Here's a great reason to to heat and eat tonight. Today (September 10) is National TV Dinner Day. It's not entirely clear who actually can claim credit for inventing TV dinners, but it was a 1954 advertising campaign that made them popular.

The classic Swanson's commercial reminds us of the the days before microwave ovens when TV dinners came in foil containers and had to be cooked in a conventional oven.

Some may credit Clarence Birdseye with inventing frozen meals. He developed a system of packing and flash-freezing fresh food back in 1923. By 1949, Albert and Meyer Bernstein were selling frozen dinners on compartmentalized aluminum trays in the Pittsburgh area. But it was Swanson's massive 1954 advertising campaign that sealed the deal on TV dinners for consumers.

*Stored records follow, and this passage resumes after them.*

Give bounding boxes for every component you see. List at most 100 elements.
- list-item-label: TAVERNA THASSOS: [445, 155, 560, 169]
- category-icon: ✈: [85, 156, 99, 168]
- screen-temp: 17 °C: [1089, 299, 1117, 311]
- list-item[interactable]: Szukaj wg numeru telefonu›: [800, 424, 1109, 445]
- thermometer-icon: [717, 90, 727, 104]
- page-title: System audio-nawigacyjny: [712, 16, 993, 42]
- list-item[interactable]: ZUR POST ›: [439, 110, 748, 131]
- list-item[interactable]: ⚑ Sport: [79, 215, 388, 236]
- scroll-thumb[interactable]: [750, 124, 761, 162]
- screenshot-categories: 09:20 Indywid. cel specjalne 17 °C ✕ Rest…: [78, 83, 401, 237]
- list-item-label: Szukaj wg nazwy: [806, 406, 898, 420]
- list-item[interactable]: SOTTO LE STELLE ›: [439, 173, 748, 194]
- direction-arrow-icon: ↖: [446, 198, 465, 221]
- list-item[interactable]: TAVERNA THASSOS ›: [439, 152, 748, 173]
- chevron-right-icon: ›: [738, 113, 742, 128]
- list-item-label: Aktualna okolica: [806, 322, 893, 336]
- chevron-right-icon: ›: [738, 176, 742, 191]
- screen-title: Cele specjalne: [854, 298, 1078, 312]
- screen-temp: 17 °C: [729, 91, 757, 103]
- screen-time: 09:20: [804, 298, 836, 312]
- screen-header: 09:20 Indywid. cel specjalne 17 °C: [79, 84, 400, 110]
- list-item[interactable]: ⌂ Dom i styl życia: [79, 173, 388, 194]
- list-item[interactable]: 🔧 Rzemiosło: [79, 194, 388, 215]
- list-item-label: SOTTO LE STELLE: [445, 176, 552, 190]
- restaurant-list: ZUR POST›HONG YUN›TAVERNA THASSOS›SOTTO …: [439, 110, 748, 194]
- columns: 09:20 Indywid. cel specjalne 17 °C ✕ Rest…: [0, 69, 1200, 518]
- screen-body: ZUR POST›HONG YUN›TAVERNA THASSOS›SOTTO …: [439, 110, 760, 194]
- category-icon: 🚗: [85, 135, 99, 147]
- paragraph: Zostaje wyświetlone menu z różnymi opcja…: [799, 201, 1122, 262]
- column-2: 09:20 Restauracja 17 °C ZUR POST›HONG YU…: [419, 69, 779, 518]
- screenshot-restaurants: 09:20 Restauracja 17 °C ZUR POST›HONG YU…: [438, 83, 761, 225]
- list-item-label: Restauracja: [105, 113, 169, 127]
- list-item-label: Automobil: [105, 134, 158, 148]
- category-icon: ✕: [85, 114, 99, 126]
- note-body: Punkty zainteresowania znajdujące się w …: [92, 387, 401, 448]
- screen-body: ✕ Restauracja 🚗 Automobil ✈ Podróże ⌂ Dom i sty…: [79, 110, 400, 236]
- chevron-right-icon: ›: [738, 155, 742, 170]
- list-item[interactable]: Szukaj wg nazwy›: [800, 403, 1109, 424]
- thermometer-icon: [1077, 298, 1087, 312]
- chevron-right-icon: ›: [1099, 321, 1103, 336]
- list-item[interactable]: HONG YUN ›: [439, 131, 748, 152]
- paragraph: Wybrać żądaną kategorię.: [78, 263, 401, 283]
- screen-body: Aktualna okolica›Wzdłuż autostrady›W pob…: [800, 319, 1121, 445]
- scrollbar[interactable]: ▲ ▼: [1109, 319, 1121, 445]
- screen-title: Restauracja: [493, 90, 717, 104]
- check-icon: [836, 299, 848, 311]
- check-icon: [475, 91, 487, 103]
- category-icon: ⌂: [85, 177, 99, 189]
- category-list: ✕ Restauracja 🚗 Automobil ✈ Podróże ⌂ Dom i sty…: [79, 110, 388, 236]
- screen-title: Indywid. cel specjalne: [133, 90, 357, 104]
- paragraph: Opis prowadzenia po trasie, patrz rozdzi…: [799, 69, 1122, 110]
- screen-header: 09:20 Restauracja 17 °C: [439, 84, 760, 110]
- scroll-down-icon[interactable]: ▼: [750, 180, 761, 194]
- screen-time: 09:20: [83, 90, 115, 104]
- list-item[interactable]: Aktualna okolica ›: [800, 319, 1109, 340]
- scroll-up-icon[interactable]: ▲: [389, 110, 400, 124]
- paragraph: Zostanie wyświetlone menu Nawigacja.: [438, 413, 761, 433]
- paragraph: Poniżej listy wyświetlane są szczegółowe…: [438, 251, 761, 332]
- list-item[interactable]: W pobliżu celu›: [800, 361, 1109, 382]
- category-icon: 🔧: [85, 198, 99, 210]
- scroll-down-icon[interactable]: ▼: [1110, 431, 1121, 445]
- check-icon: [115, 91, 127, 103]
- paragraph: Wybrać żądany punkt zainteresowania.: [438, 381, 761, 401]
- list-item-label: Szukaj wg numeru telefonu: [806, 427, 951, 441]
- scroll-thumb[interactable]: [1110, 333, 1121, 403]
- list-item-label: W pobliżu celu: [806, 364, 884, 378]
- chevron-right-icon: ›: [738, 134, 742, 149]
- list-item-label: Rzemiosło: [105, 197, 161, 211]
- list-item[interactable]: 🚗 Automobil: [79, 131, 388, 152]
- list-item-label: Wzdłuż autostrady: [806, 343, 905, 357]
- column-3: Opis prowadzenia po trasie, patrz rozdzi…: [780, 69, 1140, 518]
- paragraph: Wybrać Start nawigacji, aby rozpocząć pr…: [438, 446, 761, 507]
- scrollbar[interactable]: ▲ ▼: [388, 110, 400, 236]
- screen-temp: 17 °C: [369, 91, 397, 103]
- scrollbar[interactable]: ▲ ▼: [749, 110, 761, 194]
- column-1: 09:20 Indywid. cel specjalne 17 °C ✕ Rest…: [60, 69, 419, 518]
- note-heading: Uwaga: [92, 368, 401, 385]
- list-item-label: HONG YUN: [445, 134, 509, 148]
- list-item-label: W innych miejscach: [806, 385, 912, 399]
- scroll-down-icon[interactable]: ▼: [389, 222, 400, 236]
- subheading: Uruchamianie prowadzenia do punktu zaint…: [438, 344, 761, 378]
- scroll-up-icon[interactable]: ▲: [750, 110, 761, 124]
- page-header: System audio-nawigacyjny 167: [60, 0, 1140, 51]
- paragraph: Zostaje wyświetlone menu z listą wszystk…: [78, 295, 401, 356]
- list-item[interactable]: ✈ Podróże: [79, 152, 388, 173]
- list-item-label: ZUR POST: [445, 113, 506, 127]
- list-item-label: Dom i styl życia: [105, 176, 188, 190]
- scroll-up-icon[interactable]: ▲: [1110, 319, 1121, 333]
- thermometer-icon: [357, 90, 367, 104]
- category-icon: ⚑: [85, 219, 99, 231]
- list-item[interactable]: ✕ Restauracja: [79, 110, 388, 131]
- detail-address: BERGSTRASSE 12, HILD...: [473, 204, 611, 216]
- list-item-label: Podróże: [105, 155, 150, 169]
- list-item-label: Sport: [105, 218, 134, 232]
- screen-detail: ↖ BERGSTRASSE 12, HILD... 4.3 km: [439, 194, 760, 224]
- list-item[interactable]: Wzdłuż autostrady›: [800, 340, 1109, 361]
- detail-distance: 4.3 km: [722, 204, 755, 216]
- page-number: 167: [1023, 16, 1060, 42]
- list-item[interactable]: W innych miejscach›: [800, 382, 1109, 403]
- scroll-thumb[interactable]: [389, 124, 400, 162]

Swanson's development of the TV dinner was born more out of necessity than anything. The food company had over 200 tons of turkey left over after Thanksgiving and needed a way to get consumers to buy it.

The company copied the food trays used by Pan American Airlines and filled them with turkey, cornbread stuffing, sweet potatoes and peas.

Swanson then went on a huge television advertising blitz to sell consumers on the idea of a convenient prepackaged meal. The advertising worked and they sold 25 million TV dinners the first year.

The TV dinner has come a long way since 1954, helped by the proliferation of microwave ovens which makes preparing convenience foods like TV dinners even faster and easier.